Loss for minimize and maximize phase

spencerbraun / anomaly_transformer_pytorch

PyTorch implementation of Anomaly Transformer: Time Series Anomaly Detection with Association Discrepancy

MIT License

222 stars 53 forks source link

Loss for minimize and maximize phase #4

Open raphaelreinauer opened 2 years ago

raphaelreinauer commented 2 years ago

There is an issue with the loss: https://github.com/spencerbraun/anomaly_transformer_pytorch/blob/6d15200911260eee910a3664d70f07886c47708b/train.py#L53 the reconstruction loss cancels, and we only end up with -2*discrepancy loss. Additionally, the stop-gradient as described in the paper is not implemented.

sappersapper commented 2 years ago

Is it this according to the paper?

min_loss.backward(retain_graph=True)
max_loss.backward()

spencerbraun commented 2 years ago

Hi @raphaelreinauer, thanks for the suggestion, the training script is certainly incomplete. Your comment makes sense, and I agree my loss scheme is incorrect.

With regards to the stop gradient, I believe this is handled within the loss functions as I detach the S tensors and P tensors in min_loss and max_loss respectively. Please let me know if this is what you had in mind. https://github.com/spencerbraun/anomaly_transformer_pytorch/blob/6d15200911260eee910a3664d70f07886c47708b/model.py#L128-L138

spencerbraun commented 2 years ago

@sappersapper Thank you for the suggestion. I believe that will work, though might need to think about whether the memory overhead can be avoided.

syoungbaak commented 2 years ago

When I tried to employ the below as

min_loss.backward(retain_graph=True) max_loss.backward()

it worked well.

However, at the second input, I got the following error.

one of the variables needed for gradient computation has been modified by an inplace operation: [torch.cuda.FloatTensor [8, 1]], which is output 0 of AsStridedBackward0, is at version 2; expected version 1 instead. Hint: enable anomaly detection to find the operation that failed to compute its gradient, with torch.autograd.set_detect_anomaly(True).

I think it is mainly due to self.P_list and self.S_list at AnomalyAttention were declared at the definition.

Should they declared at the forward ?

Naji-Najari commented 2 years ago

@syoungbaak I am facing the same problem (one of the variables needed for gradient computation has been modified by an inplace operation). Did you solve this problem ?
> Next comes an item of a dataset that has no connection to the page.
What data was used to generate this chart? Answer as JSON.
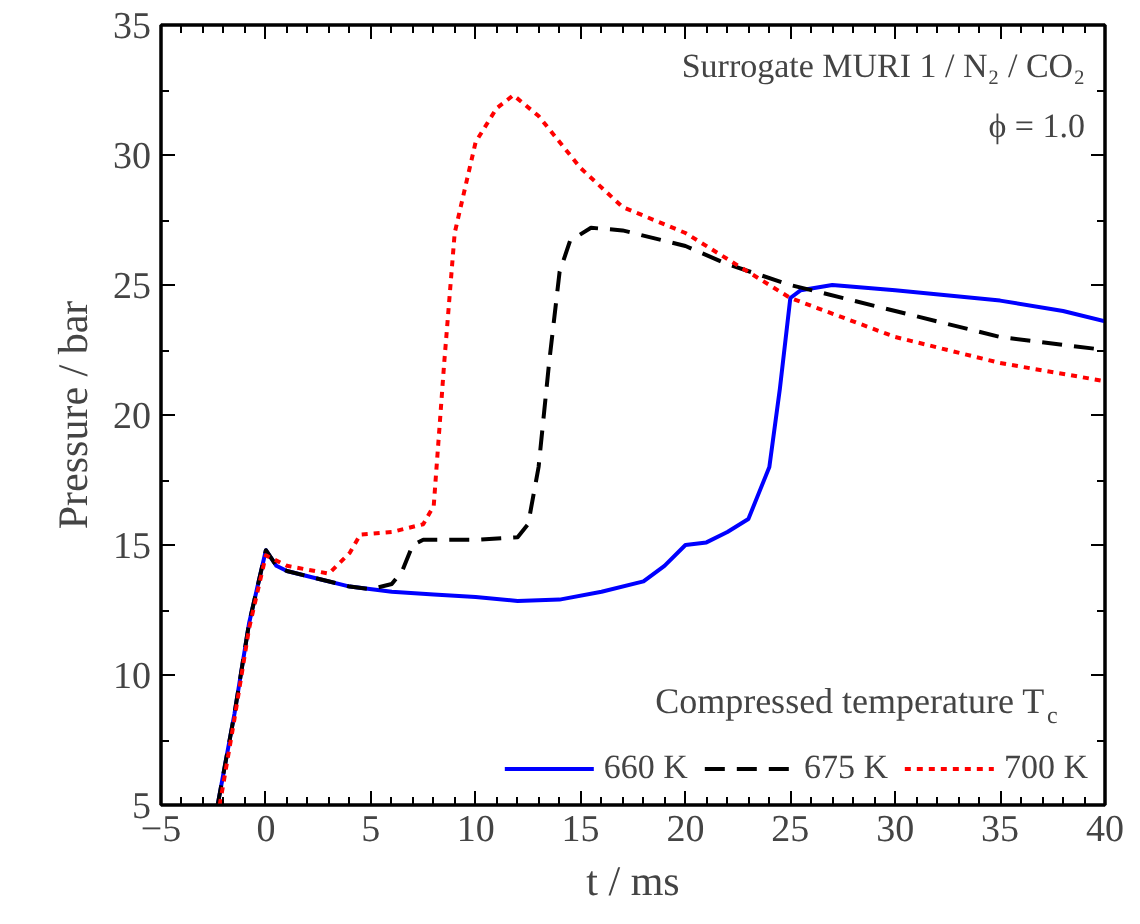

syoungbaak commented 2 years ago

It will be solved if self.P_list and self.S_list at AnomalyAttention are defined at the forward part not the initialization part.

@syoungbaak I am facing the same problem (one of the variables needed for gradient computation has been modified by an inplace operation). Did you solve this problem ?

Naji-Najari commented 2 years ago

@syoungbaak Ok, thank you !